” I can’t believe how much we have in common. We’re both studying the environment, we’re both utterly humorless about our vegetarianism, and we both love the Rolling Stones. Yes, not For their music, but for their tireless efforts to preserve historic buildings.”
This book is Lisa Simpson and Hugh Parkfield in a nutshell. Because eating animals is wrong. So horribly, horribly wrong. In Simpsons arcana, the episode that follows this one establishes that Lisa is in fact a vegetarian, but that episode finds Apu horrified at Lisa’s willingness to consume animal products, resulting in the realization that while you can find the choices of others wrong, it isn’t your place to cast judgement upon them.
Ya listening, Foer?
Many of his arguments are persuasive, and I truly hate factory farming.
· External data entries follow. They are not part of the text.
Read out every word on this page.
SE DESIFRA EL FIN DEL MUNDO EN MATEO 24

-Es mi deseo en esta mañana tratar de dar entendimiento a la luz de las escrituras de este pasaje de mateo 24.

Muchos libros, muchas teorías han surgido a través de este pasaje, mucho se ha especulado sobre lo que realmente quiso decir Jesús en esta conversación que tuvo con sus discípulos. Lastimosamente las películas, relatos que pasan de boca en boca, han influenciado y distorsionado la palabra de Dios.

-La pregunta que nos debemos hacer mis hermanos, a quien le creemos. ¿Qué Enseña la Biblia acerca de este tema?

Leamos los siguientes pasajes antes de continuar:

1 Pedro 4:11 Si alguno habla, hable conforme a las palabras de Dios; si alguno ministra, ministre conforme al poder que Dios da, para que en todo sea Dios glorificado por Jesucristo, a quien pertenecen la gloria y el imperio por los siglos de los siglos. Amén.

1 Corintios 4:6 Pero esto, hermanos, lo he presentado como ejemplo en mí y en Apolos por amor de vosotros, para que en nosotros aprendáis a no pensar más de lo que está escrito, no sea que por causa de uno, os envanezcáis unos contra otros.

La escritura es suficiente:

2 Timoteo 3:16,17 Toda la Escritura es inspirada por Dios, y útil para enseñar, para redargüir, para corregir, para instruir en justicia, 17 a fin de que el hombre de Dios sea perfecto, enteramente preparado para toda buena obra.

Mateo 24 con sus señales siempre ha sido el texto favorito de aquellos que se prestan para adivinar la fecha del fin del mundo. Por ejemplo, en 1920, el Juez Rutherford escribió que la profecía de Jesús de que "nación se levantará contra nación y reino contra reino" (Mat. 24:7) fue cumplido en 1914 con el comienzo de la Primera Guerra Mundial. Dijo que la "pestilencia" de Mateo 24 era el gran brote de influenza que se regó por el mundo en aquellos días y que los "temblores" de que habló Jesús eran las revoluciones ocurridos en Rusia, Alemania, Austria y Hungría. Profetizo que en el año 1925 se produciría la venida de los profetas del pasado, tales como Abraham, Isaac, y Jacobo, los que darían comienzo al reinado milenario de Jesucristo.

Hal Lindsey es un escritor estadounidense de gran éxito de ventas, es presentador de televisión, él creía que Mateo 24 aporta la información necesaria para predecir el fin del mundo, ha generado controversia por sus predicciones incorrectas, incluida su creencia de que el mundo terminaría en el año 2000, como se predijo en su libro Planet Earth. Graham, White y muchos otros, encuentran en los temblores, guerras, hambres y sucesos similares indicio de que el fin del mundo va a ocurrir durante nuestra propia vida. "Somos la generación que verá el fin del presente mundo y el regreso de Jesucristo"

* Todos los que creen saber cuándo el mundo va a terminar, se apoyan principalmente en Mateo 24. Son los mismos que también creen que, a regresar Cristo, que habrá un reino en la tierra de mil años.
But a) not everyone has the luxury of choosing what they eat based on morality (his anecdote from his grandmother aside, “if nothing matters, what is worth saving” isn’t gonna keep most starving people from eating a burger if it’s not a matter of their religion), b) the problem with gray areas is that lines delineating black from white start to seem arbitrary (yeah, I’d eat a cow or a pig or even a bunny, but not a cat or a dog – I just don’t look down on those who’d eat what I wouldn’t), but that isn’t necessarily an point in favor of extremism, and c), most frustrating in the current political climate, unless everyone gives up meat tomorrow, it’s a drop in the bucket against factory farm conglomerates. The American People can’t even get basic healthcare for themselves, or slow down a rush confirmation of a supreme court justice a large majority think shouldn’t go through until after the election. We can’t do shit.
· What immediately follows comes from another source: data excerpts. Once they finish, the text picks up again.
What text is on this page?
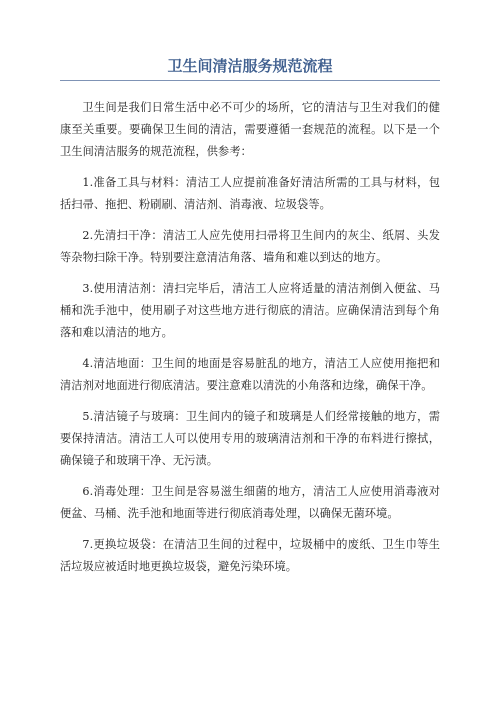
卫生间清洁服务规范流程

卫生间是我们日常生活中必不可少的场所，它的清洁与卫生对我们的健康至关重要。要确保卫生间的清洁，需要遵循一套规范的流程。以下是一个卫生间清洁服务的规范流程，供参考：

1.准备工具与材料：清洁工人应提前准备好清洁所需的工具与材料，包括扫帚、拖把、粉刷刷、清洁剂、消毒液、垃圾袋等。

2.先清扫干净：清洁工人应先使用扫帚将卫生间内的灰尘、纸屑、头发等杂物扫除干净。特别要注意清洁角落、墙角和难以到达的地方。

3.使用清洁剂：清扫完毕后，清洁工人应将适量的清洁剂倒入便盆、马桶和洗手池中，使用刷子对这些地方进行彻底的清洁。应确保清洁到每个角落和难以清洁的地方。

4.清洁地面：卫生间的地面是容易脏乱的地方，清洁工人应使用拖把和清洁剂对地面进行彻底清洁。要注意难以清洗的小角落和边缘，确保干净。

5.清洁镜子与玻璃：卫生间内的镜子和玻璃是人们经常接触的地方，需要保持清洁。清洁工人可以使用专用的玻璃清洁剂和干净的布料进行擦拭，确保镜子和玻璃干净、无污渍。

6.消毒处理：卫生间是容易滋生细菌的地方，清洁工人应使用消毒液对便盆、马桶、洗手池和地面等进行彻底消毒处理，以确保无菌环境。

7.更换垃圾袋：在清洁卫生间的过程中，垃圾桶中的废纸、卫生巾等生活垃圾应被适时地更换垃圾袋，避免污染环境。
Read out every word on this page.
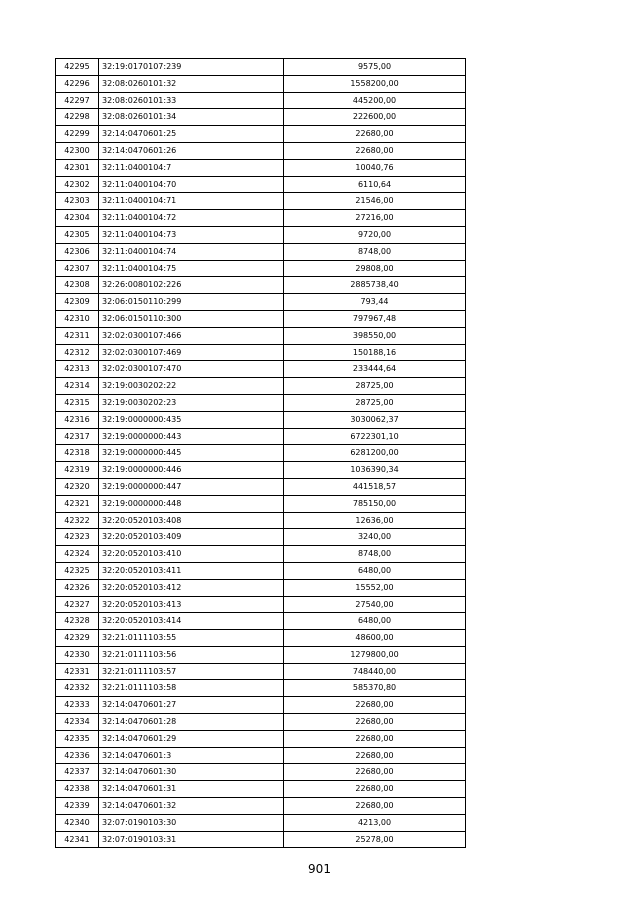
42295	32:19:0170107:239	9575,00
42296	32:08:0260101:32	1558200,00
42297	32:08:0260101:33	445200,00
42298	32:08:0260101:34	222600,00
42299	32:14:0470601:25	22680,00
42300	32:14:0470601:26	22680,00
42301	32:11:0400104:7	10040,76
42302	32:11:0400104:70	6110,64
42303	32:11:0400104:71	21546,00
42304	32:11:0400104:72	27216,00
42305	32:11:0400104:73	9720,00
42306	32:11:0400104:74	8748,00
42307	32:11:0400104:75	29808,00
42308	32:26:0080102:226	2885738,40
42309	32:06:0150110:299	793,44
42310	32:06:0150110:300	797967,48
42311	32:02:0300107:466	398550,00
42312	32:02:0300107:469	150188,16
42313	32:02:0300107:470	233444,64
42314	32:19:0030202:22	28725,00
42315	32:19:0030202:23	28725,00
42316	32:19:0000000:435	3030062,37
42317	32:19:0000000:443	6722301,10
42318	32:19:0000000:445	6281200,00
42319	32:19:0000000:446	1036390,34
42320	32:19:0000000:447	441518,57
42321	32:19:0000000:448	785150,00
42322	32:20:0520103:408	12636,00
42323	32:20:0520103:409	3240,00
42324	32:20:0520103:410	8748,00
42325	32:20:0520103:411	6480,00
42326	32:20:0520103:412	15552,00
42327	32:20:0520103:413	27540,00
42328	32:20:0520103:414	6480,00
42329	32:21:0111103:55	48600,00
42330	32:21:0111103:56	1279800,00
42331	32:21:0111103:57	748440,00
42332	32:21:0111103:58	585370,80
42333	32:14:0470601:27	22680,00
42334	32:14:0470601:28	22680,00
42335	32:14:0470601:29	22680,00
42336	32:14:0470601:3	22680,00
42337	32:14:0470601:30	22680,00
42338	32:14:0470601:31	22680,00
42339	32:14:0470601:32	22680,00
42340	32:07:0190103:30	4213,00
42341	32:07:0190103:31	25278,00
901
You want to help animals? End corn subsidies. It will keep the animals fed grass once it’s cheaper, which will lead to happier healthier animals, and takes one component of farming as monopolistic business out of the equation. But that doesn’t allow you to look down on others for eating meat.
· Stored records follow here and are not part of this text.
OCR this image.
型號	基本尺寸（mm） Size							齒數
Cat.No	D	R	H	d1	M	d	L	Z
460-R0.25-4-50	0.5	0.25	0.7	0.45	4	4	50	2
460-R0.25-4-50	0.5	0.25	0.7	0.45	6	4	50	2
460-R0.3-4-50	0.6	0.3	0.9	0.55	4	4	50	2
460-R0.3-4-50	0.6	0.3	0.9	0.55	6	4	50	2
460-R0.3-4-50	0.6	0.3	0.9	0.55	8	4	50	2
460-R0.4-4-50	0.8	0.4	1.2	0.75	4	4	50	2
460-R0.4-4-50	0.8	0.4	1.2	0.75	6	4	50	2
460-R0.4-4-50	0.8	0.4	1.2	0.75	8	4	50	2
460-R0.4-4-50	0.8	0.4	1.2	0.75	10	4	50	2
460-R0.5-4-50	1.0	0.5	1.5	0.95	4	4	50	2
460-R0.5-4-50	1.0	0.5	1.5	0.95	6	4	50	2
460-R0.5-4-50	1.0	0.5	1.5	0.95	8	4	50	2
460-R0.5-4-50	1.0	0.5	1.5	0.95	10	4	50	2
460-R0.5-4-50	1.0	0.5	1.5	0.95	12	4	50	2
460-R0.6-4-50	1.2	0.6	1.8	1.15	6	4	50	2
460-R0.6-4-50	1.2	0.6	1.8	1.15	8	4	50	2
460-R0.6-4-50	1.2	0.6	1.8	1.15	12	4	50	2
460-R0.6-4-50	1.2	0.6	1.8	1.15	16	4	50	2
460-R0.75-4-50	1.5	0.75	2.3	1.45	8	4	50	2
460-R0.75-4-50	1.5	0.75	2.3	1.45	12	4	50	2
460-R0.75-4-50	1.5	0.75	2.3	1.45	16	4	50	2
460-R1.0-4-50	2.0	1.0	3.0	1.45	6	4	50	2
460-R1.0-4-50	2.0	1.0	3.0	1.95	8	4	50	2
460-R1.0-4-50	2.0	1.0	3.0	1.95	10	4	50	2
It’s also mildly infuriating that Foer makes family central to his argument against eating animals, but he and Kraus had a fairly public split that may or may not have been emotional-infidelity related, which makes the line “if nothing matters what is left to save” ring differently years later.
From the book: “saying that meat eating can be ethical sounds “nice” and “tolerant” only because most people like to be told that doing whatever they want to do is moral.” Agreed. But that shoe fits just as well on the other side; failing to recognize that others have different priorities, morality, or just plain don’t have the energy to fight is just as blinkered.